Gardening after dark can be enlighteningBy FELDER RUSHING GUEST COLUMNIST,
Twilight time in the garden doesn’t have to be gloomy or dangerous.
When Daylight Saving Time was put aside for the winter, folks with day jobs lost opportunities to enjoy after-work colors and textures. And it got dangerous, because after dusk, we can’t as easily see where to put our feet, especially when stepping out from the bright lights of the house, or stumbling home after a convivial evening on the town.
Over the years, I’ve worked out a few things to help get me and visitors through the garden in the near dark. One is to simply set light colored plants along walks, including strategic clumps of variegated Liriope and a few winter-white “dusty miller” plants tucked here and there for added oomph. On even a partially moonlit night they shine like gems.
I also planted silvery reflective gazing globes in sharp curves and hung outdoor wall mirrors that catch and glow with reflected light.

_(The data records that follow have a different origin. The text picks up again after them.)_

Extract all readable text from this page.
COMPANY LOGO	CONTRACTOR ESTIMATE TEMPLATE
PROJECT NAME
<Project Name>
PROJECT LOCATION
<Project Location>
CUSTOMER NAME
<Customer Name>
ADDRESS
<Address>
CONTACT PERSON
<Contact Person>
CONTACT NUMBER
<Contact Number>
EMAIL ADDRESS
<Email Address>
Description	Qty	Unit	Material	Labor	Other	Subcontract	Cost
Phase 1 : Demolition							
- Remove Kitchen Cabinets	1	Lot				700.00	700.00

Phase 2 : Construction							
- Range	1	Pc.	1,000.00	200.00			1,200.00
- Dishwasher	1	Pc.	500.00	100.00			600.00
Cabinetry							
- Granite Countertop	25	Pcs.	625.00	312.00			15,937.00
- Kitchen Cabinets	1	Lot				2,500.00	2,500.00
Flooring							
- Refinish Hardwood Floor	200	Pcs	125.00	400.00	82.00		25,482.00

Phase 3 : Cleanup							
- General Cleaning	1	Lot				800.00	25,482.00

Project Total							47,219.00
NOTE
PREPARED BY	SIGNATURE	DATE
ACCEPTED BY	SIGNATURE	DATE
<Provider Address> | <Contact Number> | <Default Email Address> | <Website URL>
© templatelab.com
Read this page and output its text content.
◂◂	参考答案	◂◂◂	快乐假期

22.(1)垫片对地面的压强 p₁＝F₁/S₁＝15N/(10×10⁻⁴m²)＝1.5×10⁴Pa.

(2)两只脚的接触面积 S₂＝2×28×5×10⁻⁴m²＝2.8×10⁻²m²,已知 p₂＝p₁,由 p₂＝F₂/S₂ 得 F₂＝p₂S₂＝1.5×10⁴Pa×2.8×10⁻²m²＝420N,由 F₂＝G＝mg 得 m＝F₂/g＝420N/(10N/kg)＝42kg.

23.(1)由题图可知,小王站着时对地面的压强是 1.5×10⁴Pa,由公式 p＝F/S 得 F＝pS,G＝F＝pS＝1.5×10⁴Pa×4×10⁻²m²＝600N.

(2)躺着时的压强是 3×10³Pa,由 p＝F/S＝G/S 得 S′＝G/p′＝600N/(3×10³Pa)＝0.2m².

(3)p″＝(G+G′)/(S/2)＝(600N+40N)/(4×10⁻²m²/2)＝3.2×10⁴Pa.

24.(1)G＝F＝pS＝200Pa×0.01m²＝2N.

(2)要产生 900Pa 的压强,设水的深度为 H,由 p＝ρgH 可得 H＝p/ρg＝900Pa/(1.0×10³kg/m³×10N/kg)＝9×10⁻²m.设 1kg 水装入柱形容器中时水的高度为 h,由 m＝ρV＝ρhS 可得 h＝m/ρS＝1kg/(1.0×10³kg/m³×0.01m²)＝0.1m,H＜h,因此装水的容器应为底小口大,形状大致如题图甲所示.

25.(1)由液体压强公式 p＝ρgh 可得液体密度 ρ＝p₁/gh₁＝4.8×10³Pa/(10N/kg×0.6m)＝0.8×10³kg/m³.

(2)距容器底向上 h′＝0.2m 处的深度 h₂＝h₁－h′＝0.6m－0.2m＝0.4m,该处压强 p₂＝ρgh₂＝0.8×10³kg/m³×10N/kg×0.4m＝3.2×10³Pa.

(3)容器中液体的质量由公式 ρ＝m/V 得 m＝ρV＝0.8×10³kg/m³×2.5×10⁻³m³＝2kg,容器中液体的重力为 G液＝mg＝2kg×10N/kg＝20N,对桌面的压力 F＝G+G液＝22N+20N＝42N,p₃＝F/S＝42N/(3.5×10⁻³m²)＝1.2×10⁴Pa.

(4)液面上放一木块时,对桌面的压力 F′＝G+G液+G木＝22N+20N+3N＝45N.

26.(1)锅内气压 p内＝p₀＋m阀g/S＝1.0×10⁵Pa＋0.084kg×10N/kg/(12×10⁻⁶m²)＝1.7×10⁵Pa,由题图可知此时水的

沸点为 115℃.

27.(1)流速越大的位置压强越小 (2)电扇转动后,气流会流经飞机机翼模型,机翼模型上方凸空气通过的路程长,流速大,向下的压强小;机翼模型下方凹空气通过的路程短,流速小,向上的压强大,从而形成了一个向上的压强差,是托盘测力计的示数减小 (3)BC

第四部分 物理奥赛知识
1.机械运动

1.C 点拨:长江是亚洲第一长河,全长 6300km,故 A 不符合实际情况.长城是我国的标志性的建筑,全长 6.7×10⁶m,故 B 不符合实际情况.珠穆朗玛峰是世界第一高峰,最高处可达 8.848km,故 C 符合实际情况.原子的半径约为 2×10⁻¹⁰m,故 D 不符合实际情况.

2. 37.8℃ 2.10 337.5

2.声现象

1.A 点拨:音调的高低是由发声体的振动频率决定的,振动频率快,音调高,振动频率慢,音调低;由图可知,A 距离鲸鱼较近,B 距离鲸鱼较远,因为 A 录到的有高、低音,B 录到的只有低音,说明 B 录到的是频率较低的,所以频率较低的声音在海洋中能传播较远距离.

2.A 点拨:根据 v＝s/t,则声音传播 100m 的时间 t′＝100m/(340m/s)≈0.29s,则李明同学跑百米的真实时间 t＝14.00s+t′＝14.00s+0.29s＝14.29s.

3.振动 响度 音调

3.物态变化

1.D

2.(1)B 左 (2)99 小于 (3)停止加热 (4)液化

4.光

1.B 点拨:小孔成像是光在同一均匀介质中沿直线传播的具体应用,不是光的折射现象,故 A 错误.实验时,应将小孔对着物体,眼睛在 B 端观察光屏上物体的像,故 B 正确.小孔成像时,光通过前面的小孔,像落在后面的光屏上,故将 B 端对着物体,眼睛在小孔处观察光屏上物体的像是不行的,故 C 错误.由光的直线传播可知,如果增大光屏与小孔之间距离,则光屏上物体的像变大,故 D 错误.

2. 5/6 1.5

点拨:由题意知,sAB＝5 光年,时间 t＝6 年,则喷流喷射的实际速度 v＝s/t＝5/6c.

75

But for my curved walks and steps, which can be daunting even in the daylight, I long ago went electric. Low voltage night lighting has come a long ways in the past few years; it’s so easy to install my son put most of ours together when he was still a teenager. And advanced LED lights are big improvements on and longer-lasting than incandescent bulbs
I use night lighting for all sorts of reasons, from setting a nice backlit mood around the deck and a train of soft globe lights overhead, to a chandelier hung under the arbor. Some lights are up against the cabin and in dark corners for security, others highlight special trees and garden features; most are scattered here and there along walks and where steps are a little tricky in the dark.
Which brings up a considerable point: night lighting is to help us, not blind us; why have to wince just to get to the door? It’s a comfort and safety thing that could become a serious liability. Not everyone already knows how many steps you may have, or where they are, and may stumble into a nasty fall, especially when eyes haven’t had time to adjust.

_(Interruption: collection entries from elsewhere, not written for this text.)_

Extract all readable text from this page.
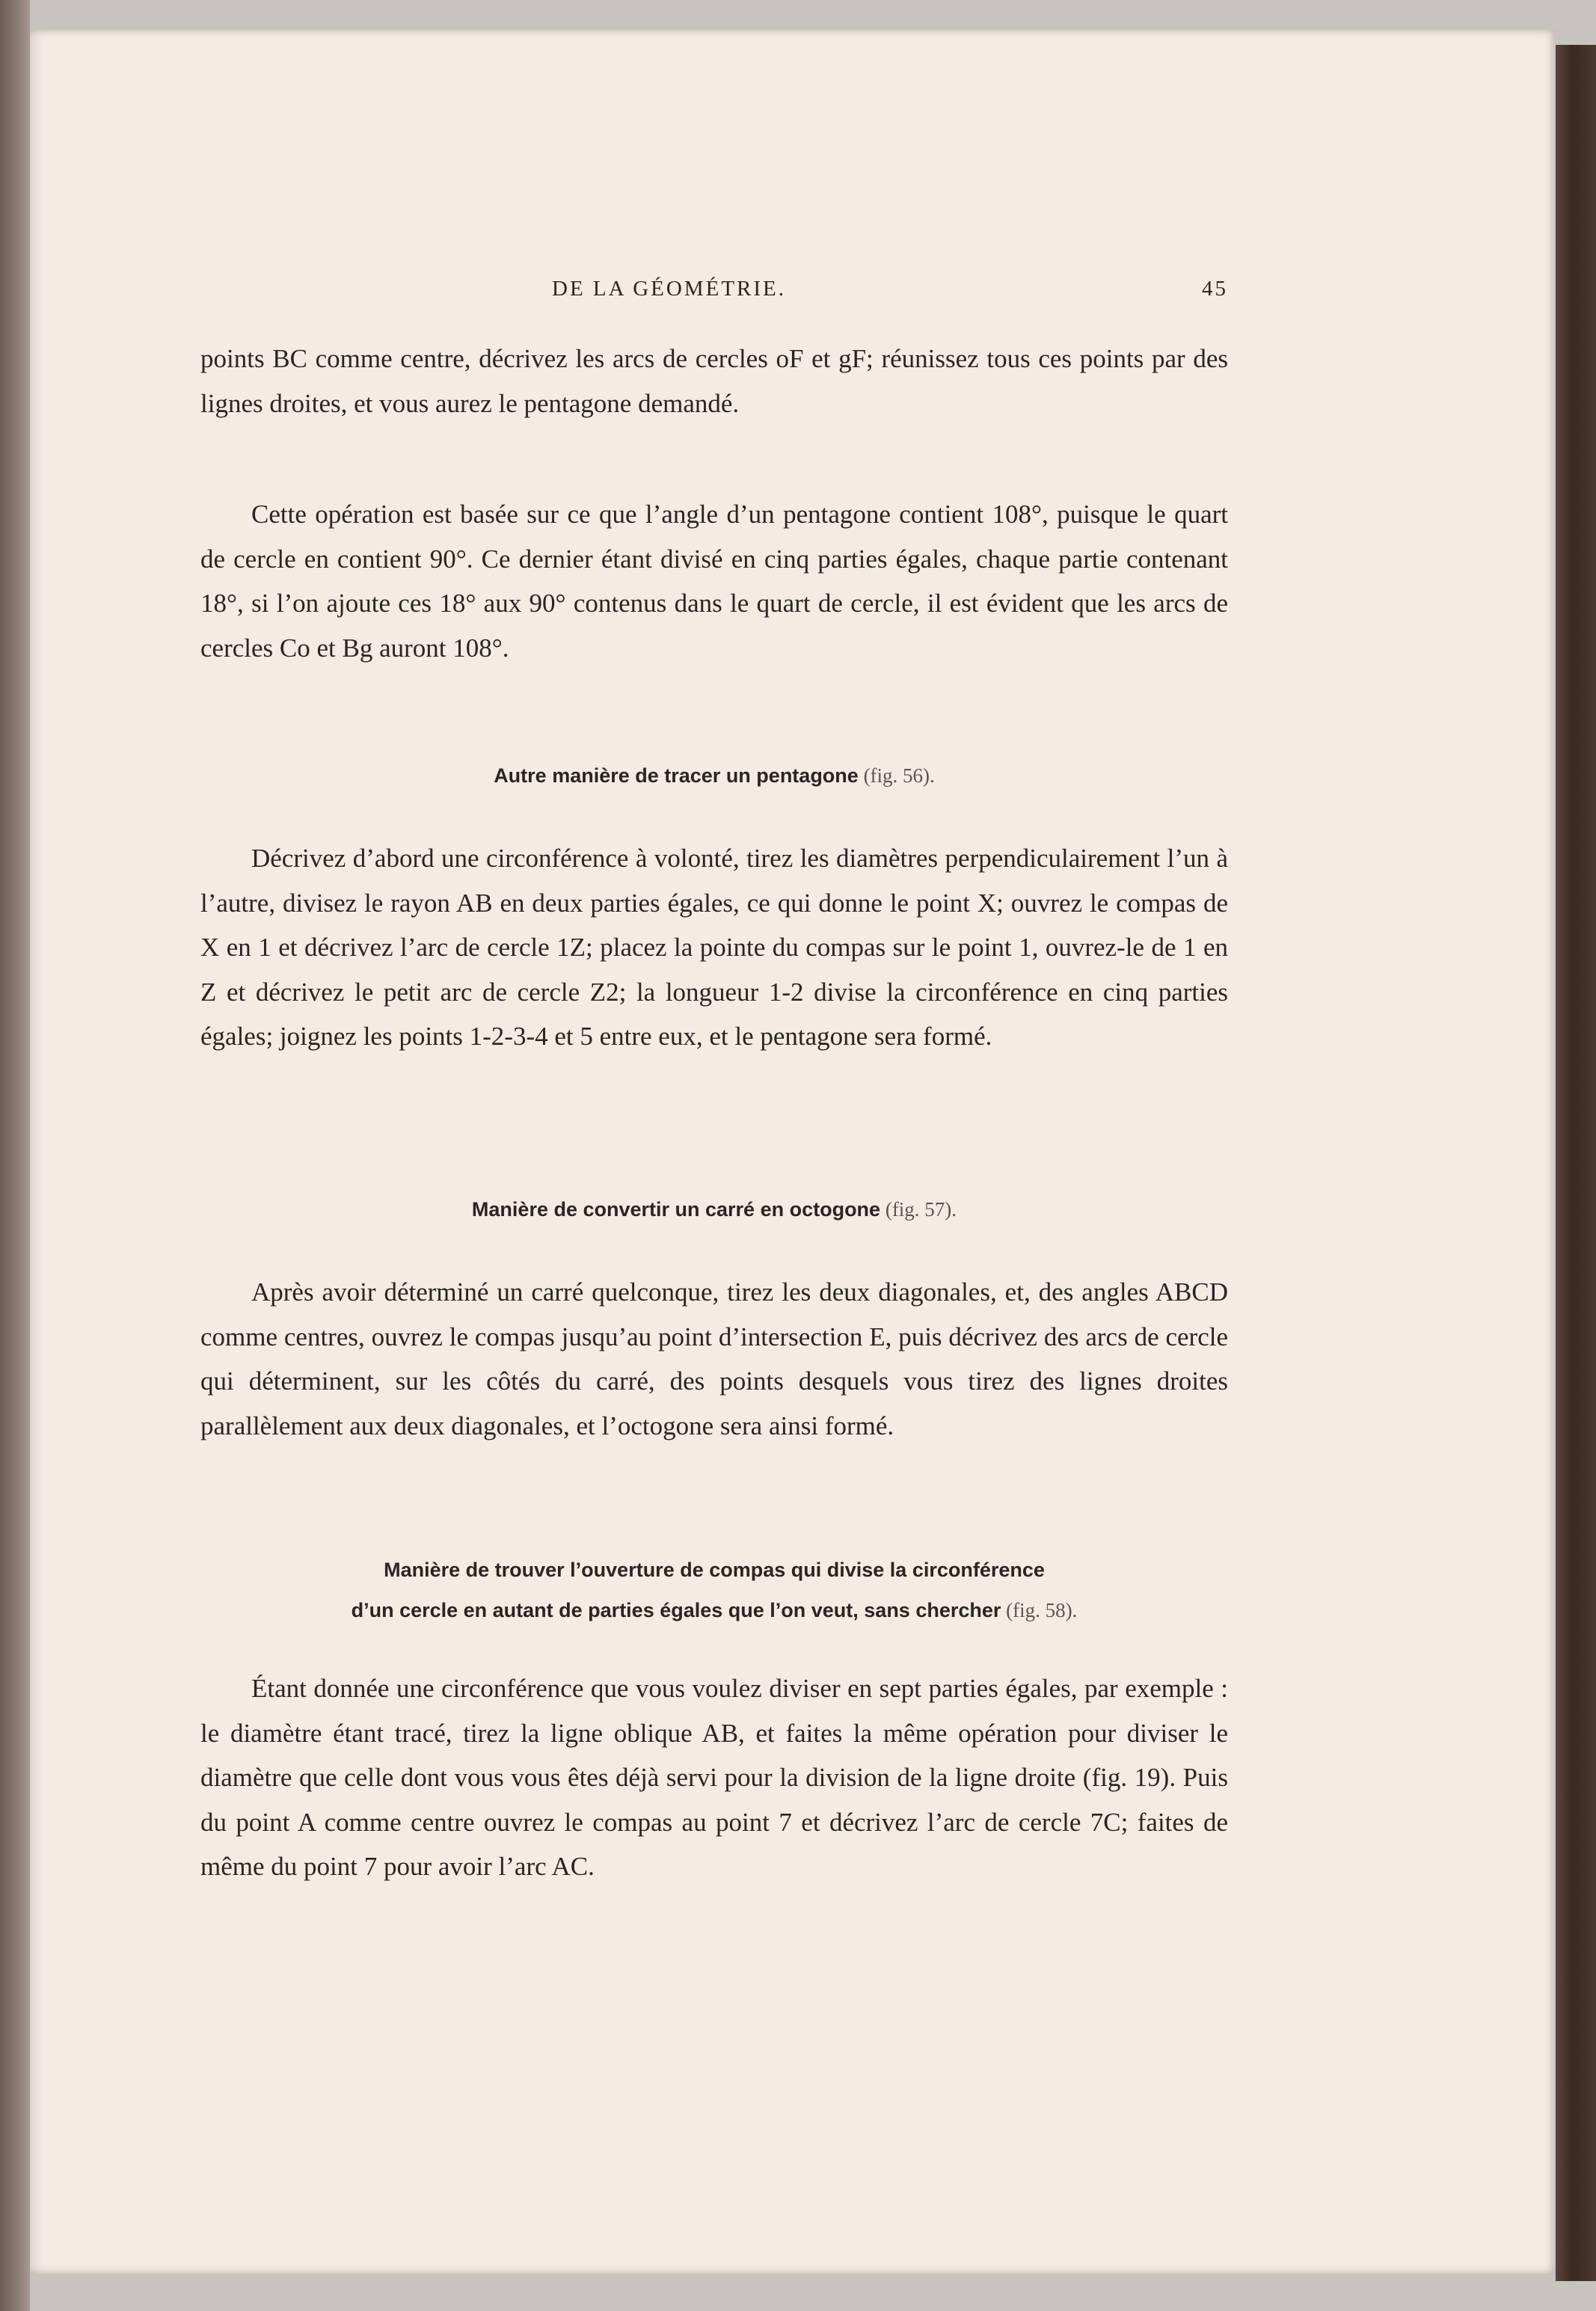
DE LA GÉOMÉTRIE.	45

points BC comme centre, décrivez les arcs de cercles oF et gF; réunissez tous ces points par des lignes droites, et vous aurez le pentagone demandé.

Cette opération est basée sur ce que l’angle d’un pentagone contient 108°, puisque le quart de cercle en contient 90°. Ce dernier étant divisé en cinq parties égales, chaque partie contenant 18°, si l’on ajoute ces 18° aux 90° contenus dans le quart de cercle, il est évident que les arcs de cercles Co et Bg auront 108°.

Autre manière de tracer un pentagone (fig. 56).

Décrivez d’abord une circonférence à volonté, tirez les diamètres perpendiculairement l’un à l’autre, divisez le rayon AB en deux parties égales, ce qui donne le point X; ouvrez le compas de X en 1 et décrivez l’arc de cercle 1Z; placez la pointe du compas sur le point 1, ouvrez-le de 1 en Z et décrivez le petit arc de cercle Z2; la longueur 1-2 divise la circonférence en cinq parties égales; joignez les points 1-2-3-4 et 5 entre eux, et le pentagone sera formé.

Manière de convertir un carré en octogone (fig. 57).

Après avoir déterminé un carré quelconque, tirez les deux diagonales, et, des angles ABCD comme centres, ouvrez le compas jusqu’au point d’intersection E, puis décrivez des arcs de cercle qui déterminent, sur les côtés du carré, des points desquels vous tirez des lignes droites parallèlement aux deux diagonales, et l’octogone sera ainsi formé.

Manière de trouver l’ouverture de compas qui divise la circonférence
d’un cercle en autant de parties égales que l’on veut, sans chercher (fig. 58).

Étant donnée une circonférence que vous voulez diviser en sept parties égales, par exemple : le diamètre étant tracé, tirez la ligne oblique AB, et faites la même opération pour diviser le diamètre que celle dont vous vous êtes déjà servi pour la division de la ligne droite (fig. 19). Puis du point A comme centre ouvrez le compas au point 7 et décrivez l’arc de cercle 7C; faites de même du point 7 pour avoir l’arc AC.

There are inexpensive but limited-use landscape lighting kits, of course, but I went a lot more flexible and expansive for just a little more investment by designing my own from components, which were easy to install with no fear of getting shocked.

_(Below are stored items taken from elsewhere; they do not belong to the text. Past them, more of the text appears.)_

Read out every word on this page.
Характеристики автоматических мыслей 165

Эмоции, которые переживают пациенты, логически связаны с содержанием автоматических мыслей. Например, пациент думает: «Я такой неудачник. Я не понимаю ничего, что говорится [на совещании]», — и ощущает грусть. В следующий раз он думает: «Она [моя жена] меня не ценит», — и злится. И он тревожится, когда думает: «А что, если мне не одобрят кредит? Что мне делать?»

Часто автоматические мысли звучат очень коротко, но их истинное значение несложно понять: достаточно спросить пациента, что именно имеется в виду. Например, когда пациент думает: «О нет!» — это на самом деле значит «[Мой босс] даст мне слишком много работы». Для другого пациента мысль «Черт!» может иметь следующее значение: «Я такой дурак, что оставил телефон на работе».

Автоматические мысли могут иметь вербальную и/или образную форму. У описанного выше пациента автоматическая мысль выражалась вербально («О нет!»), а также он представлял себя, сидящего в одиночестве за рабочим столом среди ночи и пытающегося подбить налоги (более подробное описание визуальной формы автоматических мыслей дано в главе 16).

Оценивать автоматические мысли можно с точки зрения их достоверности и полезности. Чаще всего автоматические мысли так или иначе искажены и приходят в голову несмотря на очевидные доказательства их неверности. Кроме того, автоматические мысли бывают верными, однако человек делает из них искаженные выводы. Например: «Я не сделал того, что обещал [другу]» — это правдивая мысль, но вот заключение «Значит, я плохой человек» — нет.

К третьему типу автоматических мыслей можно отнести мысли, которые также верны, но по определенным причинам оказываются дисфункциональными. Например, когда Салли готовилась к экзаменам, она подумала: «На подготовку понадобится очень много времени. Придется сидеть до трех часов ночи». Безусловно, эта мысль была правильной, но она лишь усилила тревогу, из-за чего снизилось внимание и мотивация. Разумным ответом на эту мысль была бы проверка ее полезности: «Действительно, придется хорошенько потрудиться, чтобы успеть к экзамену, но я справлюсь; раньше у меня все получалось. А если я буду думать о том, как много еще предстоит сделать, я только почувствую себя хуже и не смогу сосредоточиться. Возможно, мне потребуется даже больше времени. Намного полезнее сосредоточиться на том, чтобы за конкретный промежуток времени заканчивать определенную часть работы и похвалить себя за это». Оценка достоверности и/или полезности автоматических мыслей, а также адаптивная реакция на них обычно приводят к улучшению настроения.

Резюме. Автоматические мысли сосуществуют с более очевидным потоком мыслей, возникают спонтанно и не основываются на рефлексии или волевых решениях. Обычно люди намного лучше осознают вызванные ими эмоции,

All it takes is a power transformer box attached to an outdoor electric outlet to “step down” the power from 110 volts to the same safe 12 volts that runs childhood electric trains. Get a roll of black cable, hook one end to the transformer and run the wire all the way around the yard, and cover it with mulch. Then wherever a light is needed, simply clip one on. Simple and safe.
Biggest caveat for a home-designed system is that you need to figure how many lights you want, add up the total watts of all the bulbs, and buy a transformer that will run that many lights, plus a little extra in case you want to add more lights later.
By day, the light fixtures in my garden are either decorative in themselves or hidden with rocks. At night they shine with either high-watt (still low voltage) spotlights, or just-as-bright LEDs which don’t need replacing every other year.
If you don’t have landscape lighting, it isn’t a big deal to install one yourself. If you do have it, go outside and see if any need adjusting for efficiency and safety. Illuminate the garden beautifully without blinding your visitors.